HOLD – Consolidated Edison (ED 75 – yield 3.8%) – Utilities continue to trade sideways, even after 10-year rates nearly hit 3% last week. The sector is likely to stay out of favor for some time, but we’re betting most of the pain came early in the rate hike cycle, as in recent years. Now that investors have adjusted their expectations, the rate hikes themselves are likely to be absorbed more easily. ED is a Hold for long-term investors looking for slowly rising income.
Next ex-div date: May 14, 2018 est.
HOLD – Ecolab (ECL 137 – yield 1.2%) – ECL finally came back to life over the past two weeks and erased its losses from the February correction. The stock is now above its 50- and 200-day moving averages and back in the higher range where it traded in December and January. The advance occurred on good volume and makes me more constructive on ECL. For now, hold.
Next ex-div date: March 19, 2018
HOLD – Guggenheim BulletShares 2018 High Yield Corporate Bond ETF (BSJI 25 – yield 4.0%)BUY – Guggenheim BulletShares 2019 Corporate Bond ETF (BSCJ 21 – yield 1.8%)
BUY – Guggenheim BulletShares 2020 High Yield Corporate Bond ETF (BSJK 24 – yield 4.9%)
BUY – Guggenheim BulletShares 2021 Corporate Bond ETF (BSCL 21 – yield 2.4%)
Next ex-div dates: est. June 1, 2018 est.
BUY – PowerShares Preferred Portfolio (PGX 15 – yield 5.7%) – PGX is an ETF that holds preferred shares and pays dividends monthly, making it a good conservative holding for investors looking for regular income. The fund has low volatility but no capital appreciation potential; it generally trades between 14 and 16. The recent interest rate spike brought PGX down to under 14.75, where it’s buyable.
Next ex-div date: March 15, 2018 est.
BUY – UnitedHealth Group (UNH 227 – yield 1.3%) – UNH continues to trade in a tight range between 220 and 230. The stock is just under its 50-day; currently at 229 and trending up. UNH is still below its late-January highs, but its long-term uptrend is intact. Safe income investors can buy some here. The company has an eight-year history of dividend growth, funded by a massive health insurance business and a growing medical services business.

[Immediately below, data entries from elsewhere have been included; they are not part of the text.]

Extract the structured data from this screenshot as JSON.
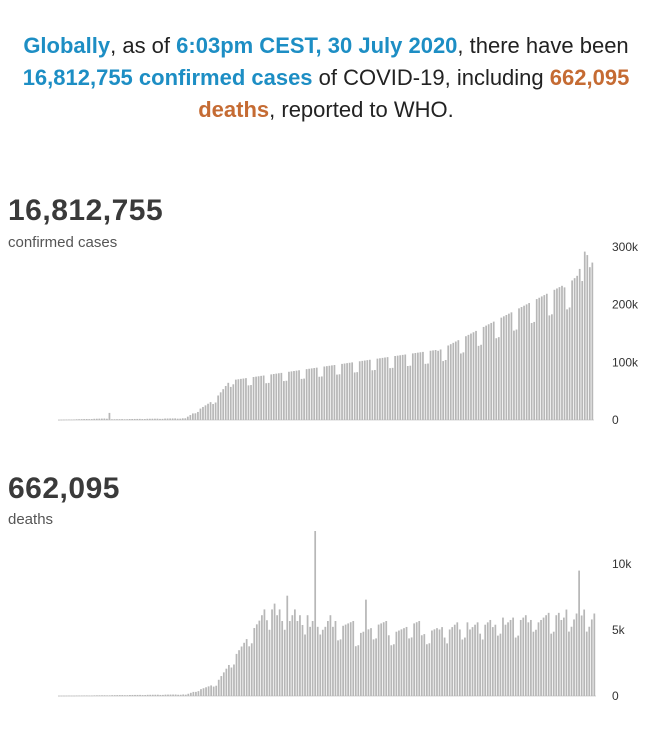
{
  "headline": {
    "p1": "Globally",
    "p2": ", as of ",
    "p3": "6:03pm CEST, 30 July 2020",
    "p4": ", there have been ",
    "p5": "16,812,755 confirmed cases",
    "p6": " of COVID-19, including ",
    "p7": "662,095 deaths",
    "p8": ", reported to WHO."
  },
  "colors": {
    "accent_blue": "#1d8ec4",
    "accent_orange": "#c56b33",
    "bar": "#b7b7b7"
  },
  "chart_data": [
    {
      "type": "bar",
      "big_number": "16,812,755",
      "subtitle": "confirmed cases",
      "ylim": [
        0,
        300000
      ],
      "yticks": [
        0,
        100000,
        200000,
        300000
      ],
      "ytick_labels": [
        "0",
        "100k",
        "200k",
        "300k"
      ],
      "values": []
    },
    {
      "type": "bar",
      "big_number": "662,095",
      "subtitle": "deaths",
      "ylim": [
        0,
        10000
      ],
      "yticks": [
        0,
        5000,
        10000
      ],
      "ytick_labels": [
        "0",
        "5k",
        "10k"
      ],
      "values": []
    }
  ]
}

Next ex-div date: June 14, 2018 est.
HOLD – Xcel Energy (XEL 44 – yield 3.3%) – XEL has been trading sideways for more than a month and long-term investors whose primary goal is income can continue to hold. The utility just increased its dividend by 5.6%, the 14th consecutive annual increase in a row. XEL is a Minnesota-based utility, the largest producer of wind energy in the U.S., and has a highly reliable income stream. XEL trades ex-dividend today.